The Committee may, in its sole and absolute discretion, permit an Eligible Senior Executive who is entitled to receive an Incentive Compensation Award to elect to defer receipt of such Incentive Compensation Award in accordance with the terms of the Polaris Industries Inc. Supplemental Retirement/Savings Plan.
 
13. Shareholder Approval.  No Incentive Compensation Award shall be payable under this Plan unless the Plan is disclosed to and approved by the shareholders of the Company in accordance with Section 162(m) of the Code and regulations thereunder.
 
14. Limitation of Rights.  Nothing in this Plan shall be construed to (a) give any employee of the Company any right to be awarded any Incentive Compensation Award other than that set forth herein, as determined by the Committee; (b) give a Participant any rights whatsoever with respect to shares of common stock of the Company; (c) limit in any way the right of the Company to terminate an employee’s employment with the Company at any time for any reason or no reason; (d) give a Participant or any other person any interest in any fund or in any specific asset or assets of the Company; or (e) be evidence of any agreement or understanding, express or implied, that the Company will employ an employee in any particular position or at any particular rate of remuneration.
 
15. Non-Exclusive Arrangement.  The adoption and operation of this Plan shall not preclude the Board or the Committee from approving other short-term incentive compensation arrangements for the benefit of individuals who are Participants hereunder as the Board or Committee, as the case may be, deems appropriate and in the best interests of the Company.
 
16. Nonassignment.  The right of a Participant to the payment of any Incentive Compensation Award under the Plan may not be assigned, transferred, pledged, or encumbered, nor shall such right or other interests be subject to attachment, garnishment, execution, or other legal process.
 
17. Amendment or Termination of the Plan.  The Board may amend or terminate the Plan at any time, except that no amendment or termination shall be made that would impair the rights of any Participant to an Incentive Compensation Award that would be payable were the Participant to terminate employment on the effective date of such amendment or termination, unless the Participant consents to such amendment or termination.
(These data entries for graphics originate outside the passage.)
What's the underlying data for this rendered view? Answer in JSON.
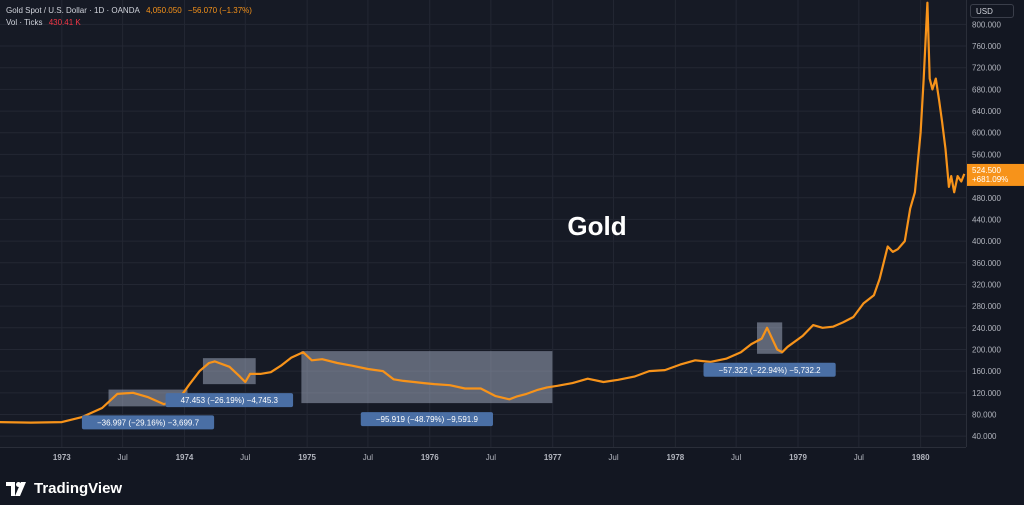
{
  "header": {
    "symbol": "Gold Spot / U.S. Dollar · 1D · OANDA",
    "last_price": "4,050.050",
    "change": "−56.070 (−1.37%)",
    "vol_label": "Vol · Ticks",
    "vol_value": "430.41 K"
  },
  "currency_button": "USD",
  "brand": {
    "name": "TradingView",
    "icon": "tradingview-logo-icon"
  },
  "colors": {
    "line": "#f7931a",
    "background": "#161a25",
    "box": "#b8c4d9",
    "badge": "#4a6fa5",
    "up": "#f7931a",
    "down": "#f23645"
  },
  "chart_data": {
    "type": "line",
    "title": "Gold",
    "y_ticks": [
      "800.000",
      "760.000",
      "720.000",
      "680.000",
      "640.000",
      "600.000",
      "560.000",
      "520.000",
      "480.000",
      "440.000",
      "400.000",
      "360.000",
      "320.000",
      "280.000",
      "240.000",
      "200.000",
      "160.000",
      "120.000",
      "80.000",
      "40.000"
    ],
    "ylim": [
      20,
      845
    ],
    "x_ticks": [
      "1973",
      "Jul",
      "1974",
      "Jul",
      "1975",
      "Jul",
      "1976",
      "Jul",
      "1977",
      "Jul",
      "1978",
      "Jul",
      "1979",
      "Jul",
      "1980"
    ],
    "xlim": [
      "1972-07-01",
      "1980-05-15"
    ],
    "last_value_label": {
      "price": "524.500",
      "change": "+681.09%"
    },
    "series": [
      {
        "x": [
          "1972-07-01",
          "1972-10-01",
          "1973-01-01",
          "1973-03-01",
          "1973-05-01",
          "1973-06-15",
          "1973-08-01",
          "1973-09-15",
          "1973-11-01",
          "1973-12-15",
          "1974-01-15",
          "1974-02-15",
          "1974-03-15",
          "1974-04-01",
          "1974-05-15",
          "1974-06-15",
          "1974-07-01",
          "1974-07-15",
          "1974-08-15",
          "1974-09-15",
          "1974-10-15",
          "1974-11-15",
          "1974-12-20",
          "1975-01-15",
          "1975-02-15",
          "1975-04-01",
          "1975-05-15",
          "1975-07-01",
          "1975-08-15",
          "1975-09-15",
          "1975-10-15",
          "1975-11-15",
          "1975-12-15",
          "1976-01-15",
          "1976-03-01",
          "1976-04-15",
          "1976-06-01",
          "1976-07-15",
          "1976-08-25",
          "1976-09-15",
          "1976-10-15",
          "1976-11-15",
          "1976-12-15",
          "1977-01-15",
          "1977-03-01",
          "1977-04-15",
          "1977-06-01",
          "1977-07-15",
          "1977-09-01",
          "1977-10-15",
          "1977-12-01",
          "1978-01-15",
          "1978-03-01",
          "1978-04-15",
          "1978-06-01",
          "1978-07-15",
          "1978-08-15",
          "1978-09-15",
          "1978-10-01",
          "1978-10-31",
          "1978-11-15",
          "1978-12-01",
          "1979-01-15",
          "1979-02-15",
          "1979-03-15",
          "1979-04-15",
          "1979-05-15",
          "1979-06-15",
          "1979-07-15",
          "1979-08-15",
          "1979-09-01",
          "1979-09-25",
          "1979-10-10",
          "1979-10-25",
          "1979-11-15",
          "1979-12-01",
          "1979-12-15",
          "1980-01-01",
          "1980-01-10",
          "1980-01-21",
          "1980-01-28",
          "1980-02-05",
          "1980-02-15",
          "1980-02-25",
          "1980-03-05",
          "1980-03-15",
          "1980-03-25",
          "1980-04-01",
          "1980-04-10",
          "1980-04-20",
          "1980-05-01",
          "1980-05-10"
        ],
        "values": [
          66,
          65,
          66,
          75,
          92,
          118,
          120,
          112,
          99,
          108,
          135,
          160,
          175,
          178,
          168,
          150,
          140,
          155,
          155,
          158,
          170,
          185,
          195,
          180,
          182,
          175,
          170,
          164,
          160,
          145,
          142,
          140,
          138,
          136,
          134,
          128,
          128,
          114,
          108,
          113,
          118,
          125,
          130,
          133,
          138,
          146,
          140,
          144,
          150,
          160,
          162,
          172,
          180,
          177,
          183,
          195,
          210,
          220,
          240,
          200,
          195,
          205,
          225,
          245,
          240,
          242,
          250,
          260,
          285,
          300,
          330,
          390,
          380,
          385,
          400,
          460,
          490,
          600,
          700,
          840,
          700,
          680,
          700,
          660,
          620,
          570,
          500,
          520,
          490,
          520,
          510,
          524
        ]
      }
    ],
    "measurements": [
      {
        "label": "−36.997 (−29.16%) −3,699.7",
        "x0": "1973-05-20",
        "x1": "1974-01-10",
        "y0": 95,
        "y1": 126
      },
      {
        "label": "47.453 (−26.19%) −4,745.3",
        "x0": "1974-02-25",
        "x1": "1974-08-01",
        "y0": 136,
        "y1": 184
      },
      {
        "label": "−95.919 (−48.79%) −9,591.9",
        "x0": "1974-12-15",
        "x1": "1976-12-31",
        "y0": 101,
        "y1": 197
      },
      {
        "label": "−57.322 (−22.94%) −5,732.2",
        "x0": "1978-09-01",
        "x1": "1978-11-15",
        "y0": 192,
        "y1": 250
      }
    ]
  }
}
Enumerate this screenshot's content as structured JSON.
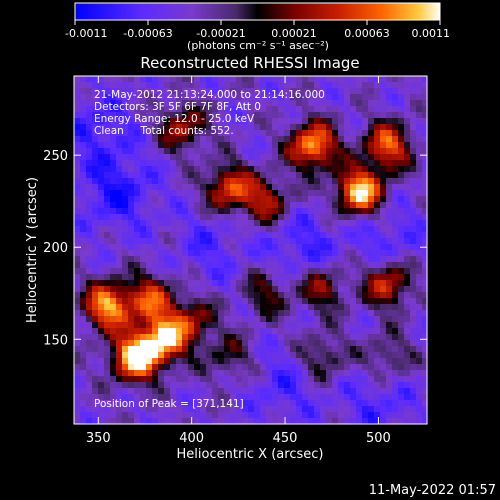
{
  "chart_data": {
    "type": "heatmap",
    "title": "Reconstructed RHESSI Image",
    "xlabel": "Heliocentric X (arcsec)",
    "ylabel": "Heliocentric Y (arcsec)",
    "xlim": [
      337,
      526
    ],
    "ylim": [
      104,
      293
    ],
    "x_ticks": [
      350,
      400,
      450,
      500
    ],
    "y_ticks": [
      150,
      200,
      250
    ],
    "x_tick_labels": [
      "350",
      "400",
      "450",
      "500"
    ],
    "y_tick_labels": [
      "150",
      "200",
      "250"
    ],
    "colorbar": {
      "range": [
        -0.0011,
        0.0011
      ],
      "tick_labels": [
        "-0.0011",
        "-0.00063",
        "-0.00021",
        "0.00021",
        "0.00063",
        "0.0011"
      ],
      "unit_label": "(photons cm⁻² s⁻¹ asec⁻²)",
      "colors": [
        "#0000ff",
        "#5a2bff",
        "#7a3acd",
        "#4a2a6a",
        "#000000",
        "#7a0000",
        "#c81e00",
        "#ff6400",
        "#ffc83c",
        "#ffffff"
      ]
    },
    "annotations": {
      "time_range": "21-May-2012 21:13:24.000 to 21:14:16.000",
      "detectors": "Detectors: 3F 5F 6F 7F 8F, Att 0",
      "energy": "Energy Range: 12.0 - 25.0 keV",
      "clean": "Clean     Total counts: 552.",
      "peak": "Position of Peak = [371,141]"
    },
    "hot_regions": [
      {
        "x": 370,
        "y": 140,
        "amp": 1.0
      },
      {
        "x": 385,
        "y": 150,
        "amp": 0.8
      },
      {
        "x": 355,
        "y": 168,
        "amp": 0.85
      },
      {
        "x": 378,
        "y": 172,
        "amp": 0.6
      },
      {
        "x": 400,
        "y": 160,
        "amp": 0.45
      },
      {
        "x": 465,
        "y": 255,
        "amp": 0.85
      },
      {
        "x": 490,
        "y": 230,
        "amp": 0.95
      },
      {
        "x": 505,
        "y": 255,
        "amp": 0.7
      },
      {
        "x": 420,
        "y": 232,
        "amp": 0.65
      },
      {
        "x": 395,
        "y": 265,
        "amp": 0.5
      },
      {
        "x": 440,
        "y": 225,
        "amp": 0.5
      },
      {
        "x": 505,
        "y": 180,
        "amp": 0.6
      },
      {
        "x": 470,
        "y": 178,
        "amp": 0.45
      },
      {
        "x": 440,
        "y": 175,
        "amp": 0.35
      },
      {
        "x": 420,
        "y": 140,
        "amp": 0.3
      },
      {
        "x": 470,
        "y": 140,
        "amp": 0.35
      },
      {
        "x": 505,
        "y": 140,
        "amp": 0.3
      }
    ],
    "cold_regions": [
      {
        "x": 360,
        "y": 230,
        "amp": 0.8
      },
      {
        "x": 350,
        "y": 265,
        "amp": 0.6
      },
      {
        "x": 460,
        "y": 200,
        "amp": 0.6
      },
      {
        "x": 505,
        "y": 205,
        "amp": 0.5
      },
      {
        "x": 450,
        "y": 125,
        "amp": 0.5
      },
      {
        "x": 500,
        "y": 115,
        "amp": 0.5
      },
      {
        "x": 410,
        "y": 200,
        "amp": 0.45
      }
    ]
  },
  "footer": {
    "timestamp": "11-May-2022 01:57"
  }
}
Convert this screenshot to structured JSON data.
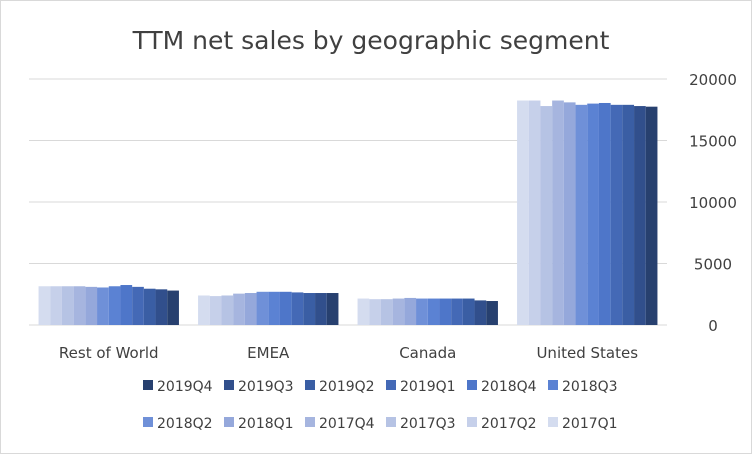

The Plan shall automatically terminate on December 31, 2014 unless sooner terminated by action of the Board or extended with the approval of the Board and the Company’s shareholders.
 
18. Governing Law.  The validity, construction, interpretation, administration and effect of the Plan and of its rules and regulations, and rights relating to the Plan, shall be determined solely in accordance with the laws of the State of Minnesota, other than the conflict of law provisions of such laws.